LOS VASCOS: ZUBIETA Y LÁNGARA
DIEGO GARCÍA
A la luz de las presencias y los goles, esas campañas ganan textura. Villar, con sus 447, atraviesa eras y les da continuidad; Telch, con 425, es la voz en off de varias películas distintas; Sanfilippo, con 205, enseña que un club grande se mide por quiénes fueron sus “hombres-gol”; Scotta, con 60 en un año, marca el cenit individual que todavía desafía a los modernos; Romagnoli, con 6 títulos, pone rostro a la idea de puente generacional; Zubieta, con 353, recuerda que la nobleza también es una estadística. La suma de esos nombres permite leer los récords de otra manera: no como fenómenos aislados, sino como consecuencias naturales de una cultura que sabe producir, sostener, creer
En los clubes grandes, la historia no es una foto fija: es una promesa de futuro. Los números azules y rojos del pasado no están para decorar; están para enseñar. Enseñan que la regularidad no es enemiga del romanticismo; que la cantera —esa vieja fábrica de laterales, volantes y nueves— es una ventaja competitiva real; que en el fútbol argentino los márgenes son tan pequeños que imponer una racha o un porcentaje excepcional equivale a dejar una marca en el campeonato mismo.

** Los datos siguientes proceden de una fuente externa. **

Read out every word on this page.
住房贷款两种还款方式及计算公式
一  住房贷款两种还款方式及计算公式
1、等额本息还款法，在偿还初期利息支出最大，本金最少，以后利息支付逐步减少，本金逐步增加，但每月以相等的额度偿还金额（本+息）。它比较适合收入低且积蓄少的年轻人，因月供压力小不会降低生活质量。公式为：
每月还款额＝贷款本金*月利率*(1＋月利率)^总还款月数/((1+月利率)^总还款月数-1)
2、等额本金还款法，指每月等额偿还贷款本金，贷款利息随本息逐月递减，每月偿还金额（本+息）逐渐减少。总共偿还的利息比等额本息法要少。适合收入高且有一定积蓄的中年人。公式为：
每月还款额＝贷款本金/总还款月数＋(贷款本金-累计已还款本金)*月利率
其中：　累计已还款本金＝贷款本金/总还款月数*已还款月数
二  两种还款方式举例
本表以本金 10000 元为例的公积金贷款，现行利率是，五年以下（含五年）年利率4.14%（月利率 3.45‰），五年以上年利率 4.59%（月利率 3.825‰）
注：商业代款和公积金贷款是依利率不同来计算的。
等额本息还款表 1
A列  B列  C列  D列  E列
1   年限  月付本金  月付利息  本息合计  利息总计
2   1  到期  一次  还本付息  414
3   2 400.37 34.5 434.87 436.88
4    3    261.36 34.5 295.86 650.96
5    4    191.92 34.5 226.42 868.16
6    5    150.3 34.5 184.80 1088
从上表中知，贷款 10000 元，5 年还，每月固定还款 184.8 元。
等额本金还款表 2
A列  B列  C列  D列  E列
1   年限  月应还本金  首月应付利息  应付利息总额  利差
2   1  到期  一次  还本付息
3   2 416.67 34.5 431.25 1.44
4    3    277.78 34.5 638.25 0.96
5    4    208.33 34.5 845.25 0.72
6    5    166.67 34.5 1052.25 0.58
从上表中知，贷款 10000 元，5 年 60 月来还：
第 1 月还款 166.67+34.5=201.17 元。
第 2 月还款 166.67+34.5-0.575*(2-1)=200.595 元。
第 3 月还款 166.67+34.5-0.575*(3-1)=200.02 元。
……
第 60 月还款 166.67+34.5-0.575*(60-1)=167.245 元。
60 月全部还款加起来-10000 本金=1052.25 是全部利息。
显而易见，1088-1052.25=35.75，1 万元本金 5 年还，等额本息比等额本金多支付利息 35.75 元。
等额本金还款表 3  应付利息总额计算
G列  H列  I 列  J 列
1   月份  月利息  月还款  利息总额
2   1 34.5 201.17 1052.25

Enseñan, también, que cuando una institución se toma en serio su archivo y lo ordena —como en la Enciclonpedia—, no sólo se mira al espejo; se da herramientas para pensar mejor el mañana. En nombres propios y en cifras, San Lorenzo aprendió a narrarse con rigor: saber qué hizo, cuándo, cómo y contra quién es la base para volver a hacerlo.

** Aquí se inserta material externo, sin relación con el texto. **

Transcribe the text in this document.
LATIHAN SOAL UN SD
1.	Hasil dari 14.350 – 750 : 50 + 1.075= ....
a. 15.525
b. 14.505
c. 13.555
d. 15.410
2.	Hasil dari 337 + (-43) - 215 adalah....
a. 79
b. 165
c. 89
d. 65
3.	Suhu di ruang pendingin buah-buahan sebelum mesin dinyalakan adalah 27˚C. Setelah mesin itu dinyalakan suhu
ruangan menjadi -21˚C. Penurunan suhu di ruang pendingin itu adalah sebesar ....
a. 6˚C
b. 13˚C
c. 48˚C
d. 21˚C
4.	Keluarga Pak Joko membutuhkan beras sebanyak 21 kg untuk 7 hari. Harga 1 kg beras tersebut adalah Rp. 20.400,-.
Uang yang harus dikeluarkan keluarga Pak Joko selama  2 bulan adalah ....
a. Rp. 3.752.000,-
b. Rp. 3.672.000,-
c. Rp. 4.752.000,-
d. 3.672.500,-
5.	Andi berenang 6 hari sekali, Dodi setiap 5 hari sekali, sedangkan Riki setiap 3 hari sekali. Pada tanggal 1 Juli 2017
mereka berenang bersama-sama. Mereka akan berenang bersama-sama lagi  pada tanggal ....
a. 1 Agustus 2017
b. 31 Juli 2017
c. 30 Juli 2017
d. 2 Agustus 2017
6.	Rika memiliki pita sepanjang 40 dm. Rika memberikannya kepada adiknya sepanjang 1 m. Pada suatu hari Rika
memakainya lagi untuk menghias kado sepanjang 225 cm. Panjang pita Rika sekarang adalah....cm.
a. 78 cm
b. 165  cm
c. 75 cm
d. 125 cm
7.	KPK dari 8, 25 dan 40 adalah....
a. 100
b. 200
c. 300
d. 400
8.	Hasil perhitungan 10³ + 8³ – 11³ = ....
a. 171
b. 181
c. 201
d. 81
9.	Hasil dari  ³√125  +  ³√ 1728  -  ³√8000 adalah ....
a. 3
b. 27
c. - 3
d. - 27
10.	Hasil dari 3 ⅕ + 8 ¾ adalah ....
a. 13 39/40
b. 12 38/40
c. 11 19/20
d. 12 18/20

Si esta crónica eligiera una última imagen para cerrar, sería doble: de un lado, el pizarrón de 1968 con la palabra “invicto” escrita con tiza gruesa; del otro, la foto de 2002 con la Copa Sudamericana elevada, primer renglón de una lista que el club inauguró con firma propia.

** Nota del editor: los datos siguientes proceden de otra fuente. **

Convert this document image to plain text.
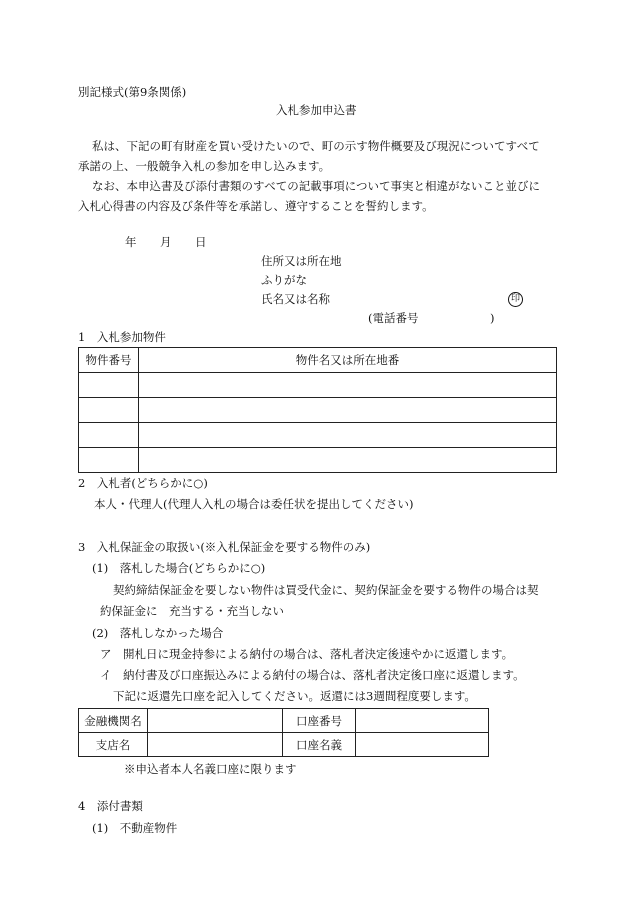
別記様式(第9条関係)
入札参加申込書
私は、下記の町有財産を買い受けたいので、町の示す物件概要及び現況についてすべて
承諾の上、一般競争入札の参加を申し込みます。
なお、本申込書及び添付書類のすべての記載事項について事実と相違がないこと並びに
入札心得書の内容及び条件等を承諾し、遵守することを誓約します。
年 月 日
住所又は所在地
ふりがな
氏名又は名称	印
(電話番号	)
1　入札参加物件
物件番号	物件名又は所在地番

2　入札者(どちらかに○)
本人・代理人(代理人入札の場合は委任状を提出してください)
3　入札保証金の取扱い(※入札保証金を要する物件のみ)
(1)　落札した場合(どちらかに○)
契約締結保証金を要しない物件は買受代金に、契約保証金を要する物件の場合は契
約保証金に　充当する・充当しない
(2)　落札しなかった場合
ア　開札日に現金持参による納付の場合は、落札者決定後速やかに返還します。
イ　納付書及び口座振込みによる納付の場合は、落札者決定後口座に返還します。
下記に返還先口座を記入してください。返還には3週間程度要します。
金融機関名		口座番号	
支店名		口座名義	
※申込者本人名義口座に限ります
4　添付書類
(1)　不動産物件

Entre ambos extremos, los números hacen su trabajo silencioso: invictos que definen una identidad, bicampeonatos que aseguran continuidad, porcentajes que coronan la eficacia, rachas que desafían la estadística, puntos que marcan el ritmo de una era, goleadores que se vuelven leyenda, presencias que hacen de la fidelidad un valor y títulos que se acumulan en los estantes correctos.
Nada de esto sucede por accidente. Sucede porque, una y otra vez, San Lorenzo eligió medirse con lo más alto. Y porque, una y otra vez, cuando el listón parecía inalcanzable, el Ciclón llegó y lo movió un poquito más arriba.